Woodland management for the medium shoot
My medium management advice is more suited to the syndicate shoots. One of the simplest things to do is create rides through a woodland. They are useful for pest control, as wildlife will use the easiest route through a landscape, for your shoot days to split a drive or stand Guns on, but rides also keep your birds in a wood by providing a food source for them.

They do need careful planning, as you do not want vast open rides that funnel the wind. Aim for them to be 20-30m long before dog-legging them. Ideally, don’t face them into the prevailing wind too much. The edges should be thinned out so you are not just creating a track to walk down, but there is cover either side then some younger shrubs gradually leading to more mature trees. You want the light to be able to reach the woodland floor so you have a different structure to the sides.

Put bird boxes up on the edges as you go to provide extra habitat, and vary the access hole size from 29mm to 32mm to provide for a range of all our bird species.

If you have a large woodland, consider coppicing up to 1ha areas. It’s a much-forgotten management tool. You need to leave your coppice stools a little off the floor and sloped to one side so they don’t puddle water and rot the tree. By doing a hectare or two every few years, you are opening up a lot of the woodland and harvesting valuable timber. When you come back to your previously harvested blocks, you will get a good return on your efforts as the regrowth is quick in comparison to longer harvesting procedures.
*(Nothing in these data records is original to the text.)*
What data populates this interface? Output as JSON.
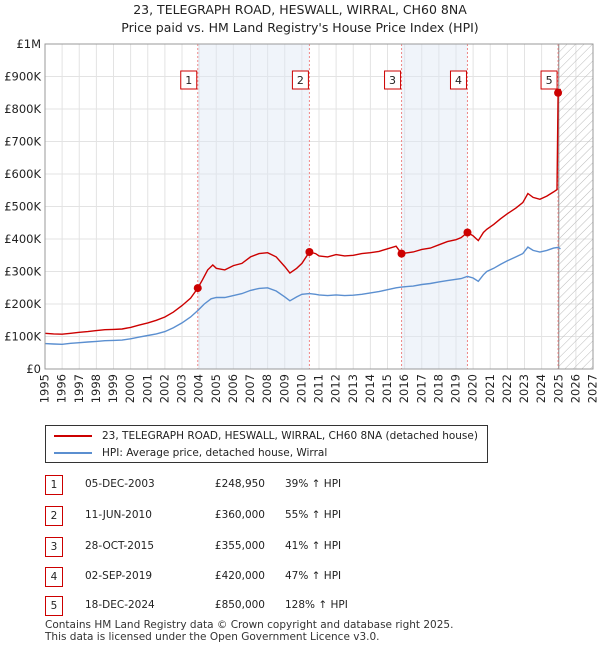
{
  "title_line1": "23, TELEGRAPH ROAD, HESWALL, WIRRAL, CH60 8NA",
  "title_line2": "Price paid vs. HM Land Registry's House Price Index (HPI)",
  "colors": {
    "price": "#cc0000",
    "hpi": "#5b8fd0",
    "marker": "#cc0000",
    "grid": "#e3e3e3"
  },
  "chart_data": {
    "type": "line",
    "xlim": [
      1995,
      2027
    ],
    "ylim": [
      0,
      1000000
    ],
    "y_ticks": [
      0,
      100000,
      200000,
      300000,
      400000,
      500000,
      600000,
      700000,
      800000,
      900000,
      1000000
    ],
    "y_tick_labels": [
      "£0",
      "£100K",
      "£200K",
      "£300K",
      "£400K",
      "£500K",
      "£600K",
      "£700K",
      "£800K",
      "£900K",
      "£1M"
    ],
    "x_ticks": [
      1995,
      1996,
      1997,
      1998,
      1999,
      2000,
      2001,
      2002,
      2003,
      2004,
      2005,
      2006,
      2007,
      2008,
      2009,
      2010,
      2011,
      2012,
      2013,
      2014,
      2015,
      2016,
      2017,
      2018,
      2019,
      2020,
      2021,
      2022,
      2023,
      2024,
      2025,
      2026,
      2027
    ],
    "grid": true,
    "future_hatch_from": 2025.0,
    "series": [
      {
        "name": "23, TELEGRAPH ROAD, HESWALL, WIRRAL, CH60 8NA (detached house)",
        "color": "#cc0000",
        "points": [
          [
            1995.0,
            110000
          ],
          [
            1995.5,
            108000
          ],
          [
            1996.0,
            107000
          ],
          [
            1996.5,
            110000
          ],
          [
            1997.0,
            113000
          ],
          [
            1997.5,
            115000
          ],
          [
            1998.0,
            118000
          ],
          [
            1998.5,
            121000
          ],
          [
            1999.0,
            122000
          ],
          [
            1999.5,
            123000
          ],
          [
            2000.0,
            128000
          ],
          [
            2000.5,
            135000
          ],
          [
            2001.0,
            142000
          ],
          [
            2001.5,
            150000
          ],
          [
            2002.0,
            160000
          ],
          [
            2002.5,
            175000
          ],
          [
            2003.0,
            195000
          ],
          [
            2003.5,
            218000
          ],
          [
            2003.92,
            248950
          ],
          [
            2004.2,
            275000
          ],
          [
            2004.5,
            305000
          ],
          [
            2004.8,
            320000
          ],
          [
            2005.0,
            310000
          ],
          [
            2005.5,
            305000
          ],
          [
            2006.0,
            318000
          ],
          [
            2006.5,
            325000
          ],
          [
            2007.0,
            345000
          ],
          [
            2007.5,
            355000
          ],
          [
            2008.0,
            358000
          ],
          [
            2008.5,
            345000
          ],
          [
            2009.0,
            315000
          ],
          [
            2009.3,
            295000
          ],
          [
            2009.7,
            310000
          ],
          [
            2010.0,
            325000
          ],
          [
            2010.44,
            360000
          ],
          [
            2010.8,
            355000
          ],
          [
            2011.0,
            348000
          ],
          [
            2011.5,
            345000
          ],
          [
            2012.0,
            352000
          ],
          [
            2012.5,
            348000
          ],
          [
            2013.0,
            350000
          ],
          [
            2013.5,
            355000
          ],
          [
            2014.0,
            358000
          ],
          [
            2014.5,
            362000
          ],
          [
            2015.0,
            370000
          ],
          [
            2015.5,
            378000
          ],
          [
            2015.82,
            355000
          ],
          [
            2016.2,
            358000
          ],
          [
            2016.5,
            360000
          ],
          [
            2017.0,
            368000
          ],
          [
            2017.5,
            372000
          ],
          [
            2018.0,
            382000
          ],
          [
            2018.5,
            392000
          ],
          [
            2019.0,
            398000
          ],
          [
            2019.3,
            404000
          ],
          [
            2019.67,
            420000
          ],
          [
            2020.0,
            410000
          ],
          [
            2020.3,
            395000
          ],
          [
            2020.6,
            420000
          ],
          [
            2020.8,
            430000
          ],
          [
            2021.2,
            445000
          ],
          [
            2021.6,
            462000
          ],
          [
            2022.0,
            478000
          ],
          [
            2022.5,
            495000
          ],
          [
            2022.9,
            512000
          ],
          [
            2023.2,
            540000
          ],
          [
            2023.5,
            528000
          ],
          [
            2023.9,
            522000
          ],
          [
            2024.3,
            532000
          ],
          [
            2024.7,
            545000
          ],
          [
            2024.9,
            552000
          ],
          [
            2024.96,
            850000
          ],
          [
            2025.1,
            862000
          ]
        ]
      },
      {
        "name": "HPI: Average price, detached house, Wirral",
        "color": "#5b8fd0",
        "points": [
          [
            1995.0,
            78000
          ],
          [
            1995.5,
            77000
          ],
          [
            1996.0,
            76000
          ],
          [
            1996.5,
            79000
          ],
          [
            1997.0,
            81000
          ],
          [
            1997.5,
            83000
          ],
          [
            1998.0,
            85000
          ],
          [
            1998.5,
            87000
          ],
          [
            1999.0,
            88000
          ],
          [
            1999.5,
            89000
          ],
          [
            2000.0,
            93000
          ],
          [
            2000.5,
            98000
          ],
          [
            2001.0,
            103000
          ],
          [
            2001.5,
            108000
          ],
          [
            2002.0,
            115000
          ],
          [
            2002.5,
            127000
          ],
          [
            2003.0,
            142000
          ],
          [
            2003.5,
            160000
          ],
          [
            2003.92,
            180000
          ],
          [
            2004.3,
            200000
          ],
          [
            2004.7,
            216000
          ],
          [
            2005.0,
            220000
          ],
          [
            2005.5,
            220000
          ],
          [
            2006.0,
            226000
          ],
          [
            2006.5,
            232000
          ],
          [
            2007.0,
            242000
          ],
          [
            2007.5,
            248000
          ],
          [
            2008.0,
            250000
          ],
          [
            2008.5,
            240000
          ],
          [
            2009.0,
            222000
          ],
          [
            2009.3,
            210000
          ],
          [
            2009.7,
            222000
          ],
          [
            2010.0,
            230000
          ],
          [
            2010.44,
            232000
          ],
          [
            2010.8,
            230000
          ],
          [
            2011.0,
            228000
          ],
          [
            2011.5,
            226000
          ],
          [
            2012.0,
            228000
          ],
          [
            2012.5,
            226000
          ],
          [
            2013.0,
            227000
          ],
          [
            2013.5,
            230000
          ],
          [
            2014.0,
            234000
          ],
          [
            2014.5,
            238000
          ],
          [
            2015.0,
            244000
          ],
          [
            2015.5,
            250000
          ],
          [
            2015.82,
            252000
          ],
          [
            2016.2,
            254000
          ],
          [
            2016.5,
            255000
          ],
          [
            2017.0,
            260000
          ],
          [
            2017.5,
            263000
          ],
          [
            2018.0,
            268000
          ],
          [
            2018.5,
            272000
          ],
          [
            2019.0,
            276000
          ],
          [
            2019.3,
            278000
          ],
          [
            2019.67,
            285000
          ],
          [
            2020.0,
            280000
          ],
          [
            2020.3,
            270000
          ],
          [
            2020.6,
            290000
          ],
          [
            2020.8,
            300000
          ],
          [
            2021.2,
            310000
          ],
          [
            2021.6,
            322000
          ],
          [
            2022.0,
            333000
          ],
          [
            2022.5,
            345000
          ],
          [
            2022.9,
            355000
          ],
          [
            2023.2,
            375000
          ],
          [
            2023.5,
            365000
          ],
          [
            2023.9,
            360000
          ],
          [
            2024.3,
            365000
          ],
          [
            2024.7,
            372000
          ],
          [
            2024.96,
            374000
          ],
          [
            2025.1,
            370000
          ]
        ]
      }
    ],
    "transactions": [
      {
        "num": "1",
        "x": 2003.92,
        "price": 248950,
        "date": "05-DEC-2003",
        "price_label": "£248,950",
        "hpi_label": "39% ↑ HPI"
      },
      {
        "num": "2",
        "x": 2010.44,
        "price": 360000,
        "date": "11-JUN-2010",
        "price_label": "£360,000",
        "hpi_label": "55% ↑ HPI"
      },
      {
        "num": "3",
        "x": 2015.82,
        "price": 355000,
        "date": "28-OCT-2015",
        "price_label": "£355,000",
        "hpi_label": "41% ↑ HPI"
      },
      {
        "num": "4",
        "x": 2019.67,
        "price": 420000,
        "date": "02-SEP-2019",
        "price_label": "£420,000",
        "hpi_label": "47% ↑ HPI"
      },
      {
        "num": "5",
        "x": 2024.96,
        "price": 850000,
        "date": "18-DEC-2024",
        "price_label": "£850,000",
        "hpi_label": "128% ↑ HPI"
      }
    ]
  },
  "legend": {
    "price_label": "23, TELEGRAPH ROAD, HESWALL, WIRRAL, CH60 8NA (detached house)",
    "hpi_label": "HPI: Average price, detached house, Wirral"
  },
  "footer": {
    "line1": "Contains HM Land Registry data © Crown copyright and database right 2025.",
    "line2": "This data is licensed under the Open Government Licence v3.0."
  }
}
As previously discussed, birds like the woodland edges for the light it lets in and the food resources that thrive there. Scalloped edges work really well and the idea is simple; you cut back a swathe of woodland on the edge in a semi-circle shape so that the new edge of the woodland is getting a variety of sun angles. Insects particularly like scalloped edges as they are a much warmer place and in turn will bring in your quarry.

credit: Alex Hatton

Woodland management for the large shoot
Woodland creation is important, and the shooter benefits massively from it. A new woodland does not need to be hundreds of acres to be valuable. A rough corner of a field, extending a woodland by a few acres or even just a few metres, or planting up areas that have succumbed to disease, can be just as valuable. Thought does need to go in to the species that will thrive on a piece of ground, but you just need to look at the species in your existing hedgerows and woodlands to get an idea of what will work.
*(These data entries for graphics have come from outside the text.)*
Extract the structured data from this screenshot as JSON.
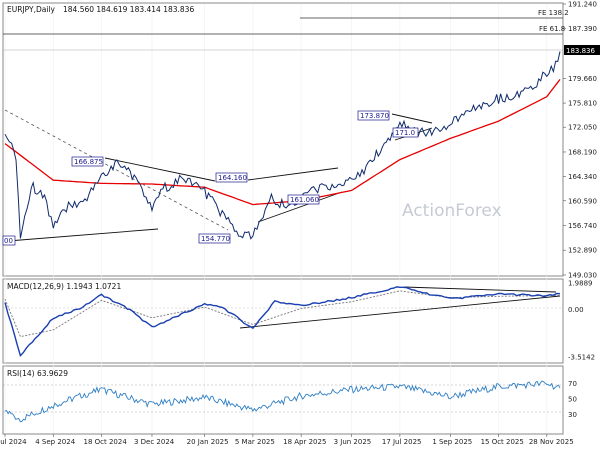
{
  "header": {
    "symbol": "EURJPY,Daily",
    "ohlc": "184.560 184.619 183.414 183.836"
  },
  "watermark": "ActionForex",
  "colors": {
    "price": "#0f2a6b",
    "ma": "#e60000",
    "macd": "#1a3fb0",
    "signal": "#666666",
    "rsi": "#2f7fc4",
    "trendline": "#111111",
    "fib": "#222222",
    "grid": "#d9d9d9",
    "label_fill": "#ffffff",
    "label_stroke": "#1a1a8c",
    "price_tag": "#000000"
  },
  "annotations": {
    "fe_138": "FE 138.2",
    "fe_618": "FE 61.8",
    "price_tag": "183.836",
    "lbl_156": "00",
    "lbl_166875": "166.875",
    "lbl_164160": "164.160",
    "lbl_154770": "154.770",
    "lbl_161060": "161.060",
    "lbl_173870": "173.870",
    "lbl_171": "171.0"
  },
  "chart_data": [
    {
      "type": "line",
      "title": "EURJPY,Daily",
      "x_tick_labels": [
        "22 Jul 2024",
        "4 Sep 2024",
        "18 Oct 2024",
        "3 Dec 2024",
        "20 Jan 2025",
        "5 Mar 2025",
        "18 Apr 2025",
        "3 Jun 2025",
        "17 Jul 2025",
        "1 Sep 2025",
        "15 Oct 2025",
        "28 Nov 2025"
      ],
      "y_tick_labels": [
        "191.240",
        "187.390",
        "183.836",
        "179.660",
        "175.810",
        "172.050",
        "168.190",
        "164.340",
        "160.590",
        "156.740",
        "152.890",
        "149.030"
      ],
      "ylim": [
        149.03,
        191.24
      ],
      "series": [
        {
          "x": [
            "22 Jul 2024",
            "1 Aug 2024",
            "5 Aug 2024",
            "15 Aug 2024",
            "27 Aug 2024",
            "4 Sep 2024",
            "16 Sep 2024",
            "1 Oct 2024",
            "18 Oct 2024",
            "1 Nov 2024",
            "15 Nov 2024",
            "3 Dec 2024",
            "13 Dec 2024",
            "1 Jan 2025",
            "20 Jan 2025",
            "5 Feb 2025",
            "20 Feb 2025",
            "5 Mar 2025",
            "20 Mar 2025",
            "8 Apr 2025",
            "18 Apr 2025",
            "5 May 2025",
            "20 May 2025",
            "3 Jun 2025",
            "20 Jun 2025",
            "1 Jul 2025",
            "17 Jul 2025",
            "1 Aug 2025",
            "15 Aug 2025",
            "1 Sep 2025",
            "15 Sep 2025",
            "1 Oct 2025",
            "15 Oct 2025",
            "1 Nov 2025",
            "15 Nov 2025",
            "28 Nov 2025",
            "4 Dec 2025",
            "10 Dec 2025"
          ],
          "values": [
            171.5,
            167.0,
            155.0,
            163.0,
            161.0,
            157.0,
            159.5,
            160.5,
            164.0,
            166.9,
            164.5,
            159.5,
            162.5,
            164.1,
            162.0,
            158.5,
            155.5,
            154.8,
            161.0,
            159.5,
            161.0,
            162.5,
            163.0,
            163.5,
            166.5,
            169.0,
            173.0,
            171.0,
            171.5,
            172.5,
            174.0,
            175.5,
            176.5,
            177.0,
            178.5,
            180.5,
            181.5,
            183.836
          ]
        },
        {
          "name": "MA",
          "x": [
            "22 Jul 2024",
            "4 Sep 2024",
            "18 Oct 2024",
            "3 Dec 2024",
            "20 Jan 2025",
            "5 Mar 2025",
            "18 Apr 2025",
            "3 Jun 2025",
            "17 Jul 2025",
            "1 Sep 2025",
            "15 Oct 2025",
            "28 Nov 2025",
            "10 Dec 2025"
          ],
          "values": [
            169.5,
            163.8,
            163.3,
            163.2,
            162.7,
            160.0,
            160.6,
            162.2,
            167.0,
            170.3,
            173.0,
            176.8,
            179.5
          ]
        }
      ]
    },
    {
      "type": "line",
      "title": "MACD(12,26,9) 1.1943 1.0721",
      "ylim": [
        -3.5142,
        1.9889
      ],
      "y_tick_labels": [
        "1.9889",
        "0.00",
        "-3.5142"
      ],
      "series": [
        {
          "name": "MACD",
          "x": [
            "22 Jul 2024",
            "5 Aug 2024",
            "4 Sep 2024",
            "1 Oct 2024",
            "18 Oct 2024",
            "13 Nov 2024",
            "3 Dec 2024",
            "20 Jan 2025",
            "5 Feb 2025",
            "5 Mar 2025",
            "25 Mar 2025",
            "18 Apr 2025",
            "3 Jun 2025",
            "17 Jul 2025",
            "1 Sep 2025",
            "15 Oct 2025",
            "28 Nov 2025",
            "10 Dec 2025"
          ],
          "values": [
            0.5,
            -3.4,
            -0.6,
            0.2,
            1.1,
            0.0,
            -1.3,
            0.4,
            0.2,
            -1.4,
            0.6,
            0.3,
            0.9,
            1.7,
            0.8,
            1.2,
            1.0,
            1.19
          ]
        },
        {
          "name": "Signal",
          "x": [
            "22 Jul 2024",
            "5 Aug 2024",
            "4 Sep 2024",
            "18 Oct 2024",
            "3 Dec 2024",
            "20 Jan 2025",
            "5 Mar 2025",
            "18 Apr 2025",
            "3 Jun 2025",
            "17 Jul 2025",
            "1 Sep 2025",
            "15 Oct 2025",
            "10 Dec 2025"
          ],
          "values": [
            0.8,
            -2.0,
            -1.5,
            0.7,
            -0.6,
            0.2,
            -1.1,
            0.1,
            0.6,
            1.4,
            0.9,
            1.0,
            1.07
          ]
        }
      ]
    },
    {
      "type": "line",
      "title": "RSI(14) 63.9629",
      "ylim": [
        0,
        100
      ],
      "y_tick_labels": [
        "70",
        "50",
        "30"
      ],
      "series": [
        {
          "name": "RSI",
          "x": [
            "22 Jul 2024",
            "5 Aug 2024",
            "4 Sep 2024",
            "1 Oct 2024",
            "18 Oct 2024",
            "3 Dec 2024",
            "20 Jan 2025",
            "5 Mar 2025",
            "18 Apr 2025",
            "3 Jun 2025",
            "17 Jul 2025",
            "1 Sep 2025",
            "15 Oct 2025",
            "28 Nov 2025",
            "10 Dec 2025"
          ],
          "values": [
            35,
            24,
            42,
            55,
            62,
            43,
            52,
            36,
            54,
            62,
            66,
            53,
            66,
            70,
            63.96
          ]
        }
      ]
    }
  ]
}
There are lots of grants out there for such things, as well as specialist advice available from bodies such as the Forestry Commission. Have an idea about where you want to place it and decide on its future use in relation to your shoot. For instance, consider where pens may go, where tracks should be, and how to utilise wetter areas. Alder is a quick-growing tree on wetter areas, and coupled with some well-placed ponds and scrapes can provide you with quarry and firewood for years to come.
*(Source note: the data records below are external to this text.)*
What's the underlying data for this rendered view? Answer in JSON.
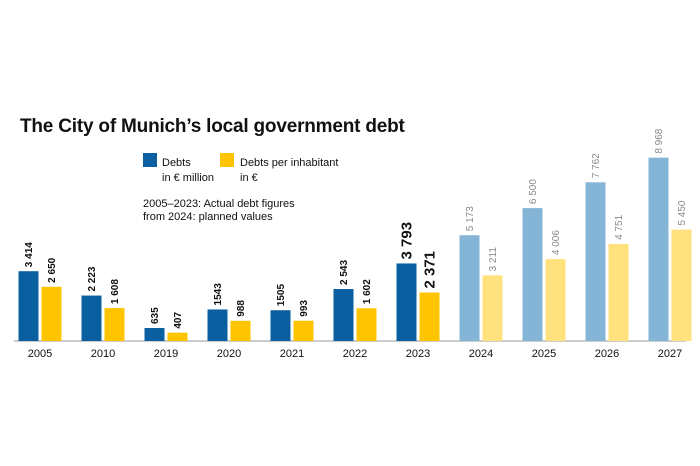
{
  "chart_data": {
    "type": "bar",
    "title": "The City of Munich’s local government debt",
    "note": [
      "2005–2023: Actual debt figures",
      "from 2024: planned values"
    ],
    "categories": [
      "2005",
      "2010",
      "2019",
      "2020",
      "2021",
      "2022",
      "2023",
      "2024",
      "2025",
      "2026",
      "2027"
    ],
    "planned_from": "2024",
    "highlight": "2023",
    "series": [
      {
        "name": "Debts in € million",
        "legend": [
          "Debts",
          "in € million"
        ],
        "color": "#0a5fa0",
        "planned_color": "#84b4d6",
        "values": [
          3414,
          2223,
          635,
          1543,
          1505,
          2543,
          3793,
          5173,
          6500,
          7762,
          8968
        ],
        "labels": [
          "3 414",
          "2 223",
          "635",
          "1543",
          "1505",
          "2 543",
          "3 793",
          "5 173",
          "6 500",
          "7 762",
          "8 968"
        ]
      },
      {
        "name": "Debts per inhabitant in €",
        "legend": [
          "Debts per inhabitant",
          "in €"
        ],
        "color": "#ffc400",
        "planned_color": "#ffe17e",
        "values": [
          2650,
          1608,
          407,
          988,
          993,
          1602,
          2371,
          3211,
          4006,
          4751,
          5450
        ],
        "labels": [
          "2 650",
          "1 608",
          "407",
          "988",
          "993",
          "1 602",
          "2 371",
          "3 211",
          "4 006",
          "4 751",
          "5 450"
        ]
      }
    ],
    "ylim": [
      0,
      9000
    ],
    "grid": false
  }
}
Shooting in the UK continues to come under fire, and we all need to promote the good work we do. Before you embark on any work, take photos from fixed points, maybe even mark it. Take a note of the hours you have spent doing it, and multiply this by the people helping. Also, note the cost of materials. Then go and see your MP and tell them what you are doing about shooting and its positive value. All too often, shooters are portrayed as people who only take from the countryside and give nothing back. Your projects, however small, are all important, and should be brought to the attention of decision makers. That has to start at the local level.